Consequences and Incentives. Years ago I was taught to verbally acknowledge students who modeled positive behaviors instead of speaking only to those wracking up infractions. "Thanks to --- for raising her hand" or "That is exactly the kind of question that I was hoping someone would ask, thank you ----." Negative behaviors were acknowledged with a quick verbal cue or warning "that's a 1, that's a 2." And classrooms digress into chaos without incentives for cooperative team behaviors too. My daughter's elementary school works on reaching point values as bananas. A bunch of bananas leads to a vote on a class reward. My husband's middle school students reminisced at a time in which he rewarded them with plastic army figures for correct answers, good behaviors. One student recalls, "you knew you owned it the day you covered your desk with army men". Transforming incentives into gaming levels is something I am experimenting with this year. I listed positive and negative behaviors on my board with + and - point values. I set gaming levels and work flow tasks. When students complete certain levels of work and accumulated points, they unlock the ability to take a bathroom break, use one app, or change a seating assignment. When students move into different levels, the skills associated become more and more collaborative. And more freedoms apply. I did have some students accumulate negative points too quickly because of texting or tardies and these translate into loss of iPad use or an actual detention.
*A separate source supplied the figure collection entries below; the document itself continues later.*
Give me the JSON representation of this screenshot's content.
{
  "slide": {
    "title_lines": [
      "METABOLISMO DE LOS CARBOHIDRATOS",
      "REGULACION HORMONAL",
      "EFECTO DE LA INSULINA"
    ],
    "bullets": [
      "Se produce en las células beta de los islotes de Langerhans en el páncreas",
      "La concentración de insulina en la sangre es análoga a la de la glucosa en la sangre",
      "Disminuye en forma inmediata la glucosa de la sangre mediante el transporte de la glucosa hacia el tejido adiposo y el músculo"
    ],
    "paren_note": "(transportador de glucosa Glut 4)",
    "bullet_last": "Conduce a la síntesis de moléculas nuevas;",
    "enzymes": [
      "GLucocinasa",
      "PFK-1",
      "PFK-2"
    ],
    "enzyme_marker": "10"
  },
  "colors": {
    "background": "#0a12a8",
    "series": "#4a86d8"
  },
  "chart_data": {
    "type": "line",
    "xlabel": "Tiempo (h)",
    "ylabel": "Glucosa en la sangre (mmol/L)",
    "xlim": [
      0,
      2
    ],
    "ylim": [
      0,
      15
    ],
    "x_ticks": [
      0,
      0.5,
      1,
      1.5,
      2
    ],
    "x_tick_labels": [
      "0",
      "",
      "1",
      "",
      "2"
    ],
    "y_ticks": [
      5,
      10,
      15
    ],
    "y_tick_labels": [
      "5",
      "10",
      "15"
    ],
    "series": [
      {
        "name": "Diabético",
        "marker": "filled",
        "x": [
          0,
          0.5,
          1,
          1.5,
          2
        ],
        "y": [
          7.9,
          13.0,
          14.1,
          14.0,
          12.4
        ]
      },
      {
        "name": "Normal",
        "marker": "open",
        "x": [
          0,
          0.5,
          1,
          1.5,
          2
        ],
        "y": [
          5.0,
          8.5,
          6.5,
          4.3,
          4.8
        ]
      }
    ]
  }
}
RPG. Never before could I really take advantage of role playing games as I can with digital technologies. Classcraft is a gaming management system. I assign avatars from Classcraft to each student via email. I also assign students to classroom teams. Students download the app and track their assigned avatar and the XP, AP and HP points that accumulate as they participate in class. During class the teacher can reward or negate behavior points. Tardiness leads to a loss of HP (health points). XP gains lead to class privileges like, a bathroom break or eating in class or even texting. They also lead to powers for the avatar. New costume designs, weapons, crests, pets... etc. I had students begging to me to check their work in order to earn XP. They begged me to offer a second lecture and test retake for test scores that would equate to avatar powers. Who knew that the cloak of invisibility would inspire vocab review? What really surprised me was the teaming. I generate random review questions or exploratories that earn team points. The least likely students are raising their hands to answer questions and are immediately regarded as heroes. I'm certain a student will decide they dislike this virtual gamification but that is fine. I can track their work flow and their behavior points as I did prior to the RPG and let them focus on the real goals, incentives and assessments.
Giving up control and assessment of student behavior has actually had a reverse effect. Students control their consequences and their incentives and, in their own words, they are learning to "own it." So far, this year is proving to be a fantastic social experience.